I have participated in the conception and design of this work and in the writing of the manuscript and take public responsibility for it. Neither this manuscript nor one with substantially similar content under my authorship has been published, has been submitted for publication elsewhere, or will be submitted for publication elsewhere while under consideration by The Heart Surgery Forum, except as described in an attachment. I have reviewed this manuscript (original version) and approve its submission. If I am listed above as corresponding author, I will provide all authors with information regarding this manuscript and will obtain their approval before submitting any revision. I attest to the validity, accuracy, and legitimacy of the content of the manuscript and understand that Publisher assumes no responsibility for the validity, accuracy, and legitimacy of its content. I warrant that this manuscript is original with me and that I have full power to make this Agreement. I warrant that it contains no matter that is libelous or otherwise unlawful or that invades individual privacy or infringes any copyright or other proprietary right. I agree to indemnify and hold Publisher harmless of and from any claim made against Publisher that relates to or arises out of the publication of the manuscript and agree that this indemnification shall include payment of all costs and expenses relating to the defense of any such claim, including all reasonable attorney’s fees.
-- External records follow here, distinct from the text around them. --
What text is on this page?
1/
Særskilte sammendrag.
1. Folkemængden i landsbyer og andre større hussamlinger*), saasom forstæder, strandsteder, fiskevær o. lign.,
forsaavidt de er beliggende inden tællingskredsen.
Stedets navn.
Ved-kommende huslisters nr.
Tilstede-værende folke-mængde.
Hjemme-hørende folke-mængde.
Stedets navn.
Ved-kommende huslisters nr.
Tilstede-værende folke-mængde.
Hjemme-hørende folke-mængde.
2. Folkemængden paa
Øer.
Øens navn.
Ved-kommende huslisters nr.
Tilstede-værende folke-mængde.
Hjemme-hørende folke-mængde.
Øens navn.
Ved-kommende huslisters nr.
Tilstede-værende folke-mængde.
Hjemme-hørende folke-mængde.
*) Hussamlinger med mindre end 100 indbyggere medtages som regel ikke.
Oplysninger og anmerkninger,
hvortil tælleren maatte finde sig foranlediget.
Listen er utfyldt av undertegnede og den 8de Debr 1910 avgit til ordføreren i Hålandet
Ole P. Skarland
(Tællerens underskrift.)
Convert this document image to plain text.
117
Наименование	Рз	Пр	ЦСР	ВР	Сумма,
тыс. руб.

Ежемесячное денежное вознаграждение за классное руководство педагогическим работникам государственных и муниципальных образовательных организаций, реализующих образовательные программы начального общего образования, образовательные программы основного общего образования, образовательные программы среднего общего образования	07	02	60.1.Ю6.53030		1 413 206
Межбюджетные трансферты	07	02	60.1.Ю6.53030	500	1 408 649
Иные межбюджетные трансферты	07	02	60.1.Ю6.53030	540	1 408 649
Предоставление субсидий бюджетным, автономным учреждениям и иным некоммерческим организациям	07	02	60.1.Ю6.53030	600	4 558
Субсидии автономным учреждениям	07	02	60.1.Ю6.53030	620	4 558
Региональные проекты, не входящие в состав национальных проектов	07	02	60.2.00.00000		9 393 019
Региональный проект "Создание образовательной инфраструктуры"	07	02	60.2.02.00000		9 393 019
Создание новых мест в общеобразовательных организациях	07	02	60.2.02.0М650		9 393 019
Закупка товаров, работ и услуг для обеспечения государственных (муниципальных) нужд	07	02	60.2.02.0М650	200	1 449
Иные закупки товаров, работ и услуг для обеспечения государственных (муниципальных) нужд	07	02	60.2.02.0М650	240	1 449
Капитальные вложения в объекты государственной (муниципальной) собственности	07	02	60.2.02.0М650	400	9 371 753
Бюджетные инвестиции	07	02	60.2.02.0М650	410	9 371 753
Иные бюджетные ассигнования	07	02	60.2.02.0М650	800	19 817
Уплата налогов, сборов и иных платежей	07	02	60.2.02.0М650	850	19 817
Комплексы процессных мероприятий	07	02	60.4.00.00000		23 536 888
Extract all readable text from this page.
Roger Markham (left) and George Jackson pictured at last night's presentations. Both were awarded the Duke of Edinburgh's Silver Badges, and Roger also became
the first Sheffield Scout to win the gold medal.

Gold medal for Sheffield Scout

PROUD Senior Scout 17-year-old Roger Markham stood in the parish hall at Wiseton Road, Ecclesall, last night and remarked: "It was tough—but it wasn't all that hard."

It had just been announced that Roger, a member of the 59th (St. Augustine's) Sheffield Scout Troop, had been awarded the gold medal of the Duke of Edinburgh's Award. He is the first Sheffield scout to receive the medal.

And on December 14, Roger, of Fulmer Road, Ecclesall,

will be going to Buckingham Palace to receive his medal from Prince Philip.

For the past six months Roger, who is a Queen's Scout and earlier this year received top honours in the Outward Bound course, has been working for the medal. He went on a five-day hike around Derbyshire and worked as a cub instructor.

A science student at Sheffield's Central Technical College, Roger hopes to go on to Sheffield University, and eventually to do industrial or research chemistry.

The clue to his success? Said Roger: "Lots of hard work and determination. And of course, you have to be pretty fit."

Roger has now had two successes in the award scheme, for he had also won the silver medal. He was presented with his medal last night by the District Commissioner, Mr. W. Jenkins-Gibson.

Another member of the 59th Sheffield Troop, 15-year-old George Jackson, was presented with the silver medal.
I warrant that I have no financial interest in the drugs, devices, or procedures described in the manuscript (except as disclosed in the attached statement).
I state that the institutional Human Subjects Committee and/or the Ethics Committee approved the clinical protocol reported in this manuscript for the use of experimental techniques, drugs, or devices in human subjects and appropriate informed consent documents were utilized.
Furthermore, I state that any and all animals used for experimental purposes received humane care in USDA registered facilities in compliance with the “Principles of Laboratory Animal Care” formulated by the National Society for Medical Research and the “Guide for the Care and Use of Laboratory Animals” prepared by the Institute of Laboratory Animal Resources and published by the National Institutes of Health (NIH Publication No. 85-23, revised 1985).